Orientation tracking results based on ISO 9238. (Color figure online)

It should be noted that the conducted experiment based on ISO 9238 is very challenging for vision based pose estimation due to the distance between the tracked target and the camera increasing a lot, thus decreasing the estimated pose’s accuracy. This is particularly the case in the conducted experiment due to the robot covering a large working space of \( 1140 \times 610 \times 945\,\text{mm} \) along the \( X \), \( Y \), and \( Z \) axes, respectively. Owing to this and the fact that the camera had to be placed 1 m away from the closes point of the work space due to viewing angle restrictions, the distance between the robot’s end effector and the camera changed from 1 m to 3 m during the 16 trajectories followed by the robot, thus making the position errors relatively high.

Moreover, the determined sparse coefficients for training the model with \( 70\% \) of the data are shown in Table 4. As seen, for position (\( \phi_{1} ,\phi_{2} ,\phi_{3} \)) only about \( 50\% \) and for orientation (\( \phi_{4} ,\phi_{5} ,\phi_{6} \)) only around \( 30\% \) of the coefficients are active. This makes the model sparse in the space of possible functions thus determining only the fewest terms to accurately represent the data. Furthermore, such a method is very intuitive in that one can clearly see the coefficients defining the nonlinear relationship and thus provides more insight into the structure of the problem at hand. Besides, training such a model in MATLAB [22] took only \( 0.35, 0.68, \) and \( 0.87 \) s for \( 30\% , 50\% , \) and \( 70\% \) of the data containing 63551 samples.

Table 4. The identified sparse coefficients for training a model with 70% of the data.

4 Conclusion

In this work a monocular machine vision based system was developed for estimating the pose of industrial robots’ end effector in real time. A camera target guaranteeing the detectability of at least two non-parallel markers within ±90° in all directions of the camera’s view was designed and fitted with fiducial markers. Moreover, sparse identification of nonlinear statics (SINS) based on sparse regression was proposed to determine a model with the least number of active coefficients relating the pose estimated by Levenberg-Marquardt (LM) to ground truth pose provided by a laser tracker.

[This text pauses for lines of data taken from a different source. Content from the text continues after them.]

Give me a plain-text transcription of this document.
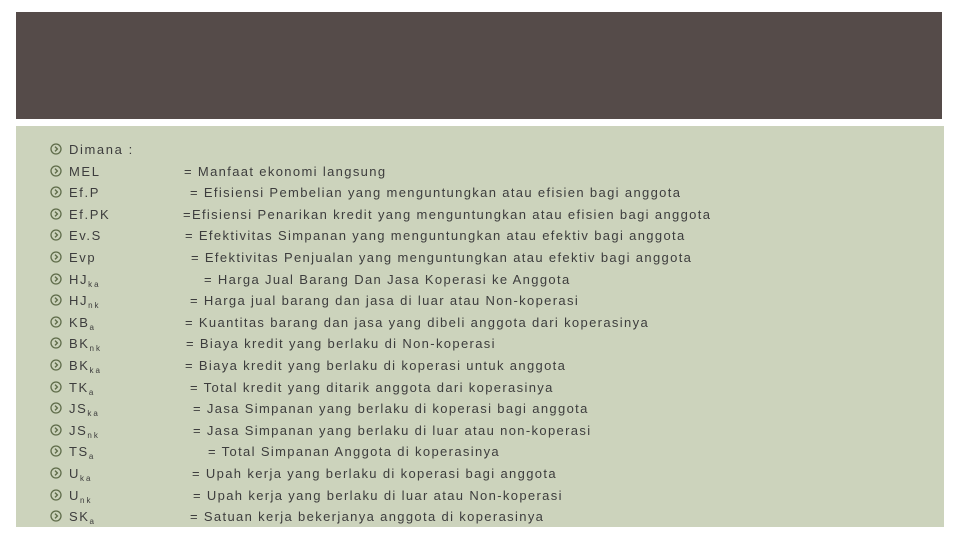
Dimana :
MEL	= Manfaat ekonomi langsung
Ef.P	= Efisiensi Pembelian yang menguntungkan atau efisien bagi anggota
Ef.PK	=Efisiensi Penarikan kredit yang menguntungkan atau efisien bagi anggota
Ev.S	= Efektivitas Simpanan yang menguntungkan atau efektiv bagi anggota
Evp	= Efektivitas Penjualan yang menguntungkan atau efektiv bagi anggota
$HJ_{ka}$	= Harga Jual Barang Dan Jasa Koperasi ke Anggota
$HJ_{nk}$	= Harga jual barang dan jasa di luar atau Non-koperasi
$KB_a$	= Kuantitas barang dan jasa yang dibeli anggota dari koperasinya
$BK_{nk}$	= Biaya kredit yang berlaku di Non-koperasi
$BK_{ka}$	= Biaya kredit yang berlaku di koperasi untuk anggota
$TK_a$	= Total kredit yang ditarik anggota dari koperasinya
$JS_{ka}$	= Jasa Simpanan yang berlaku di koperasi bagi anggota
$JS_{nk}$	= Jasa Simpanan yang berlaku di luar atau non-koperasi
$TS_a$	= Total Simpanan Anggota di koperasinya
$U_{ka}$	= Upah kerja yang berlaku di koperasi bagi anggota
$U_{nk}$	= Upah kerja yang berlaku di luar atau Non-koperasi
$SK_a$	= Satuan kerja bekerjanya anggota di koperasinya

Thus, providing a parsimonious model to increase the accuracy and precision of the vision based pose estimation.

The proposed method was validated by tracking an industrial robot’s end effector for 16 distinct trajectories based on ISO 9238. The trajectories were followed by a KUKA KR240 R2900 ultra robot and the ground truth data was provided by the Leica AT960 laser tracker. As seen from the experimental results, the proposed method was able to reduce the position tracking errors by up to 1.26, 1.23, and 1.64 times for X, Y, and Z axes, respectively when compared with the pure LM based algorithm. This is in addition to reducing the orientation tracking errors by up to 4.79, 1.28, and 2.16 times for Roll, Pitch and Yaw axes, respectively. Moreover, by using the proposed method the standard deviation of the position errors were reduced by up to 1.14, 1.16, and 1.58 times for X, Y, and Z axes, respectively. All the while reducing the standard deviation of the orientation errors by up to 1.94, 1.19, and 1.46 times for the Roll, Pitch and Yaw axes, respectively. Therefore, the proposed method is able to increase the accuracy and precision of the standard LM based pose estimation algorithm during trajectory tracking of industrial robots’ end effector.

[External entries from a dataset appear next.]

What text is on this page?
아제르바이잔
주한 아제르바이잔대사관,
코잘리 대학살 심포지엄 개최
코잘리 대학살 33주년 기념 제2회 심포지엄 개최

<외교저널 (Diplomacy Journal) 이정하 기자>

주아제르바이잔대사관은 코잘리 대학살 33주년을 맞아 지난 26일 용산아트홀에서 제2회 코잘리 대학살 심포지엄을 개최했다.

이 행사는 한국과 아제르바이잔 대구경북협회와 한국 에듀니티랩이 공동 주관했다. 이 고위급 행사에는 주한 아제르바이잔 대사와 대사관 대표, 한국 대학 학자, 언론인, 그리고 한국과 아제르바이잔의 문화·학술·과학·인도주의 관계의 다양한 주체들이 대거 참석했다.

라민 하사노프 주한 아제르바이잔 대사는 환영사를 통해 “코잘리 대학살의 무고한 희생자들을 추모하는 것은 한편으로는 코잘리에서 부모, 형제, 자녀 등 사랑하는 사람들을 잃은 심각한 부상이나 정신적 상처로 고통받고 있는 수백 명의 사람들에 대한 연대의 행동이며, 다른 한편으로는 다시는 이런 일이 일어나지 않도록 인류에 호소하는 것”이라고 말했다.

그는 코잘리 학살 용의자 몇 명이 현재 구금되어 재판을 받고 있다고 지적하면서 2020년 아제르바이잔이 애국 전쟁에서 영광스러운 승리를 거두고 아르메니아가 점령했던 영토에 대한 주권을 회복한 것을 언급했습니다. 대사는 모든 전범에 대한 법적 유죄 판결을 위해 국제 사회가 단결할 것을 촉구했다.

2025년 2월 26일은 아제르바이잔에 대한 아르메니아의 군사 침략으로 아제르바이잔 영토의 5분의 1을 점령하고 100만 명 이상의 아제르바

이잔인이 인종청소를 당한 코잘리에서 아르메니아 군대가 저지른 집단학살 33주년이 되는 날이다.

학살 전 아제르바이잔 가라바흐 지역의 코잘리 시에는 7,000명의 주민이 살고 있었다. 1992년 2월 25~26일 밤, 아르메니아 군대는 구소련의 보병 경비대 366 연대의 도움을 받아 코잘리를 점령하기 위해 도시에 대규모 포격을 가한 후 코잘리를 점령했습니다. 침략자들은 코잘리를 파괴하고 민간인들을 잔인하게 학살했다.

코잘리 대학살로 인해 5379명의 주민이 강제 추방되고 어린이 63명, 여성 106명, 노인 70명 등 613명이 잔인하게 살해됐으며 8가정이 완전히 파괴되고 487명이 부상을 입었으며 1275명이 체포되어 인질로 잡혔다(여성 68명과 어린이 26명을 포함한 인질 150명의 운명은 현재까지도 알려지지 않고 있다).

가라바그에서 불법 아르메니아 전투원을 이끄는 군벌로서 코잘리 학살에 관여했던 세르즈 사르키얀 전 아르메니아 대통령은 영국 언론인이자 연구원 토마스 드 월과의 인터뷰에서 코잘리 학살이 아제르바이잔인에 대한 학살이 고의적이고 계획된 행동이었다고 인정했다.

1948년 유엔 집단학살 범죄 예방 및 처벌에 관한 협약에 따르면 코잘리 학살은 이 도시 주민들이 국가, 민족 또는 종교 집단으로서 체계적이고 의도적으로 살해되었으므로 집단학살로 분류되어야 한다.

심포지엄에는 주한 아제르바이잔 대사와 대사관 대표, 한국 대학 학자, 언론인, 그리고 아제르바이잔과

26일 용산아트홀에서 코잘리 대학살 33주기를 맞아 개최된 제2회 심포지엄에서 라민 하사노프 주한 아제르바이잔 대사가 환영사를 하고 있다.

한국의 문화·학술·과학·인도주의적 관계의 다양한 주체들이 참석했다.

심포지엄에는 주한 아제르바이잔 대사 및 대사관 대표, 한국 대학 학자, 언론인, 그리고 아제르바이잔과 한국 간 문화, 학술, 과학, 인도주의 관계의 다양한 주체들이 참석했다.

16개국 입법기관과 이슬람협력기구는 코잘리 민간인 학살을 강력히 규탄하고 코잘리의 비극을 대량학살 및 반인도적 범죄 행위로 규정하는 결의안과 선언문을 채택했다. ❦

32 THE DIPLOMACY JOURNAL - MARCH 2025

The determined sparse coefficients for training the model showed that only about \( 50\% \) of the coefficients were active for position improvement, whereas for orientation, only around \( 30\% \) of the coefficients were active. Thus, only the most important terms accurately representing the data were determined using the proposed method. This resulted in obtaining simple and robust models very fast, where one can clearly see the coefficients defining the nonlinear static system.